Power is heat, but heat is not temperature. Less heat in smaller area (really volume, but we don't really care about the height of the chips yet) can still result in higher temperatures. Add in the fact that AMD has changed the way temperatures are reported and you end up with chips that at least appear to run hotter even though they consume a fraction of the power. My 3800X, for example, is cooled by an Optimus Foundation water block in a loop with three 360 mm radiators and the hottest temp reported by the chip while writing this post is a good 25C over the coolant temp (so sitting at 55C in this 28C room). The "real" (average) temp is actually only 38C, but that's still warm considering the cooling being used.
 
My 3800X, for example, is cooled by an Optimus Foundation water block in a loop with three 360 mm radiators and the hottest temp reported by the chip while writing this post is a good 25C over the coolant temp (so sitting at 55C in this 28C room). The "real" (average) temp is actually only 38C, but that's still warm considering the cooling being used.

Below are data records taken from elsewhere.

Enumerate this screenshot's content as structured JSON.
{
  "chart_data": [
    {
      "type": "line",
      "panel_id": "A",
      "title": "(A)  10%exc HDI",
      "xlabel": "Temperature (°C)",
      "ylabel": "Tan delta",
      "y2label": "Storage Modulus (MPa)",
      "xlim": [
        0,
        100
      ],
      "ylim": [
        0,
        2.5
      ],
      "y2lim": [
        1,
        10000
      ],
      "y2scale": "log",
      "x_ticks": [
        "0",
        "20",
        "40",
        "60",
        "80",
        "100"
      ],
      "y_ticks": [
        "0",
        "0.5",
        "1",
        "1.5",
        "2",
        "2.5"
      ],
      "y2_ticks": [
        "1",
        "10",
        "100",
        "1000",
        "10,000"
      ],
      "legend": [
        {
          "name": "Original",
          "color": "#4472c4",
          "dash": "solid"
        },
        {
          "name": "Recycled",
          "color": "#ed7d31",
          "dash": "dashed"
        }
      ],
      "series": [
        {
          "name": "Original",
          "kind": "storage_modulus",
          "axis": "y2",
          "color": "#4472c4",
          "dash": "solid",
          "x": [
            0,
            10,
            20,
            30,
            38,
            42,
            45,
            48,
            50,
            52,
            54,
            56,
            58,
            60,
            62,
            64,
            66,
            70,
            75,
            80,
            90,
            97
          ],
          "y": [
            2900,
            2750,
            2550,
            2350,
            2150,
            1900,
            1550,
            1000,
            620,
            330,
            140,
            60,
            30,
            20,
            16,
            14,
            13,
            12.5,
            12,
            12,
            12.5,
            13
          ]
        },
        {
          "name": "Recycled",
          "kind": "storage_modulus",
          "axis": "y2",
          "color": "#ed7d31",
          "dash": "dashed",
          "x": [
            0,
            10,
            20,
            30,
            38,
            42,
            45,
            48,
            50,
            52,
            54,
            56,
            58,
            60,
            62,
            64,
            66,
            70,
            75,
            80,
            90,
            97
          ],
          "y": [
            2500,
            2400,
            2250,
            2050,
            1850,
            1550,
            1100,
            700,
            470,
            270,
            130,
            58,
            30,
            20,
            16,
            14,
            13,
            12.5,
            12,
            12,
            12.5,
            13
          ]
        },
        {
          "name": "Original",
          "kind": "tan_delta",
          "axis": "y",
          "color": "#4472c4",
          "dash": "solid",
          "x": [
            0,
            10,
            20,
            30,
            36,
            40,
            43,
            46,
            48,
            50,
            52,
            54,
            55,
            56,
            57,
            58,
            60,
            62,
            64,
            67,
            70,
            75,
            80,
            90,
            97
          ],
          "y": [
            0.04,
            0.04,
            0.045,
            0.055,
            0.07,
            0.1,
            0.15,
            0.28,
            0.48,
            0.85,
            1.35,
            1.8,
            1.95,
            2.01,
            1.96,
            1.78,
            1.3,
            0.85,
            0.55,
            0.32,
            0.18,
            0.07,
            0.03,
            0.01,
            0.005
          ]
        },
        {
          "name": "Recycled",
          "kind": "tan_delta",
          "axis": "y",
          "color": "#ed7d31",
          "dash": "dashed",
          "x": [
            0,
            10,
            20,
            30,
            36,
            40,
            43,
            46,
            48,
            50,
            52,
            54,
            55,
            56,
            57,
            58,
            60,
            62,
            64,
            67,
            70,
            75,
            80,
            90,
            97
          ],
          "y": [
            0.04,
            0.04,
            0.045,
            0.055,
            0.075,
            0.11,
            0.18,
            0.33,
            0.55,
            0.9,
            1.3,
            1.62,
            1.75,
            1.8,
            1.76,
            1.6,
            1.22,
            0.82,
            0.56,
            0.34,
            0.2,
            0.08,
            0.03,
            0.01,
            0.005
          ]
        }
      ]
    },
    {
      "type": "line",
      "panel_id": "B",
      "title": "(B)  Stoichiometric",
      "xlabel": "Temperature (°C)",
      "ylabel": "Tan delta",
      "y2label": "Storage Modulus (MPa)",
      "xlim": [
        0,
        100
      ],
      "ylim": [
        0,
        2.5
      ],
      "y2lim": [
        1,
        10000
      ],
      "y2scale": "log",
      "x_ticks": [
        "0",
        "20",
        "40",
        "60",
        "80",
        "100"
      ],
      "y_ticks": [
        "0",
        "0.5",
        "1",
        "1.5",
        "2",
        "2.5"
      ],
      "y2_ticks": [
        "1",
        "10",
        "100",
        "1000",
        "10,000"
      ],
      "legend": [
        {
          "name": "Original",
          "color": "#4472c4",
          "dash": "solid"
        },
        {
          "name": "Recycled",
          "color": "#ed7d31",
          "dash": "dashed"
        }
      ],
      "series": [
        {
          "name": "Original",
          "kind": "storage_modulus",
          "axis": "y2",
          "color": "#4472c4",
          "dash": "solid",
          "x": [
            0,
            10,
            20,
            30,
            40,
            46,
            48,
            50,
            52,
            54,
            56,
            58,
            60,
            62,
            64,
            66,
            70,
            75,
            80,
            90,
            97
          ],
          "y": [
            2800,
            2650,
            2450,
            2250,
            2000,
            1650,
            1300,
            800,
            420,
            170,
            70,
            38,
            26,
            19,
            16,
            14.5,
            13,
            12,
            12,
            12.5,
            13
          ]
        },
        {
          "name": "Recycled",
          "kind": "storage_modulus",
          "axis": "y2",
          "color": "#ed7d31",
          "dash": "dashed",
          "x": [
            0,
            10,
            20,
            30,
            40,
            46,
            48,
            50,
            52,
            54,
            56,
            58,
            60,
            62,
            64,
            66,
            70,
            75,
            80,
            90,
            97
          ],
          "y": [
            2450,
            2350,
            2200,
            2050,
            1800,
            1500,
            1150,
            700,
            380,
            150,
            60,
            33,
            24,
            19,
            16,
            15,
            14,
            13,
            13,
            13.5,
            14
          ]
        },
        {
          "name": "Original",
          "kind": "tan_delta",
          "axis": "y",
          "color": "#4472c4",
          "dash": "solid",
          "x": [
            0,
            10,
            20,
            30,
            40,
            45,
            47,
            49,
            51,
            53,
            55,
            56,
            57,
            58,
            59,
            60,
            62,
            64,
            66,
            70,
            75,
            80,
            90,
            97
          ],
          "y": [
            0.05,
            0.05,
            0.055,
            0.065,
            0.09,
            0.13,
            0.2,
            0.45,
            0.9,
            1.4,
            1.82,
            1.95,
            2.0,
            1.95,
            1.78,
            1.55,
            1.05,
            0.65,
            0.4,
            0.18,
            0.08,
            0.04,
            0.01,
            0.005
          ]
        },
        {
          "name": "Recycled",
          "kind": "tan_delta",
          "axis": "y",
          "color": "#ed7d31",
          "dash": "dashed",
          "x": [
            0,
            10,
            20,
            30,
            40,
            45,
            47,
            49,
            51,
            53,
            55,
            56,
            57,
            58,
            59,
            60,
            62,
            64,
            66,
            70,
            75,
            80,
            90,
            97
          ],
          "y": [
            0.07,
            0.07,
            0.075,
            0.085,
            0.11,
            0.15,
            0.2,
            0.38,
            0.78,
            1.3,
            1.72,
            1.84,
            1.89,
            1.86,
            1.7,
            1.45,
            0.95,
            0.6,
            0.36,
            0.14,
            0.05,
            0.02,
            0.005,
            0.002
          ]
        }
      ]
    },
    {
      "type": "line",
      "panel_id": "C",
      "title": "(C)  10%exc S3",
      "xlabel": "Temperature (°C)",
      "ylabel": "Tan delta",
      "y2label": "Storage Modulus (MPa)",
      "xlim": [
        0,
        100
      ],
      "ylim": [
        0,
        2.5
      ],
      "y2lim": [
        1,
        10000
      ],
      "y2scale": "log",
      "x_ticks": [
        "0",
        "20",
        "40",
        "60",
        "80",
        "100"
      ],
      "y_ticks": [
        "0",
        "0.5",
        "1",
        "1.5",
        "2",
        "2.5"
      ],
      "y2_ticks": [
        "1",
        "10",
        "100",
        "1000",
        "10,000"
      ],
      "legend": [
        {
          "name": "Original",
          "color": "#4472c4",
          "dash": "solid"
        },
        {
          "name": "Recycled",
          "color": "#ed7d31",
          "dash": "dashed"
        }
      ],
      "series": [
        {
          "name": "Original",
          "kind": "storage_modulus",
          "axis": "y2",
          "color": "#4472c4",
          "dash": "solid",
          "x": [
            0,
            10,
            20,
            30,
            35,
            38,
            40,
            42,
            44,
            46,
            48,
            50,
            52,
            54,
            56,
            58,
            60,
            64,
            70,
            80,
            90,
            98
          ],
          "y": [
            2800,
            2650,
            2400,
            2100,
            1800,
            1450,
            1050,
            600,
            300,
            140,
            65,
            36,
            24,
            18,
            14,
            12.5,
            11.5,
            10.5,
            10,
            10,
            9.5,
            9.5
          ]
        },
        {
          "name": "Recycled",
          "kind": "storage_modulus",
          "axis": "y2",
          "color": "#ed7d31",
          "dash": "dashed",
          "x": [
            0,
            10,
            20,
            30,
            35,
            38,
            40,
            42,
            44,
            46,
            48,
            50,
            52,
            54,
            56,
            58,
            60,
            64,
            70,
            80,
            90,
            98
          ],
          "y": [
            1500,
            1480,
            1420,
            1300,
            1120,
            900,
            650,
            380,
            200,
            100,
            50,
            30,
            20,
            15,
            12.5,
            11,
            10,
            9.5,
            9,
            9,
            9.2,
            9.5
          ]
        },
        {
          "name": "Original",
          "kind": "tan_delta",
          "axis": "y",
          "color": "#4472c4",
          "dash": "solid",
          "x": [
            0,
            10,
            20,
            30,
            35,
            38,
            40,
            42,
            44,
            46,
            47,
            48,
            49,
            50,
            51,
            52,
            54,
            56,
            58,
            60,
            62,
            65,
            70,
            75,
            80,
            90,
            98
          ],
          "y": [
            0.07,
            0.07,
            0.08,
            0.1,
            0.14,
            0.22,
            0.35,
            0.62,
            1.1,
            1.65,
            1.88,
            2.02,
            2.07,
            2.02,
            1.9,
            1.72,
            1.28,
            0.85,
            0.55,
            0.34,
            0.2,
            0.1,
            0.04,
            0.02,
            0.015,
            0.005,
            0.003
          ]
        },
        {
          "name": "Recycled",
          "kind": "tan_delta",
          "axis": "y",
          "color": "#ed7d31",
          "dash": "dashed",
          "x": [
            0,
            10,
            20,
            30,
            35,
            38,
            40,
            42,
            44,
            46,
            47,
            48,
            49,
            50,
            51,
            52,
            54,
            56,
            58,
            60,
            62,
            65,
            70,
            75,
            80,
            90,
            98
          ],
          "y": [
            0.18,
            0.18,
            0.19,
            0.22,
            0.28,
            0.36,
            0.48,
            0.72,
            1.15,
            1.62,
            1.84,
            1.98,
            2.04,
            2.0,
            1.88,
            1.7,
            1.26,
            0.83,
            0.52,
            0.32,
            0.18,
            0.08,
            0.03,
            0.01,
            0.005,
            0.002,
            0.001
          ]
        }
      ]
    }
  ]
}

Sigh. My 3600X gets a lot hotter than that (79C on Cinebench R20), on a Corsair H150i. I've taken it off and replaced it a couple of times now and I don't know what's wrong.
 
Sigh. My 3600X gets a lot hotter than that (79C on Cinebench R20), on a Corsair H150i. I've taken it off and replaced it a couple of times now and I don't know what's wrong.

3600 runs at 64c boosting between 4.1 and 4.2 with 560mm of radiator.

Tinyyyyy offset die = hot.

Der8auer released a contraption to help center the cooler on the die, supposedly helps temps a bit.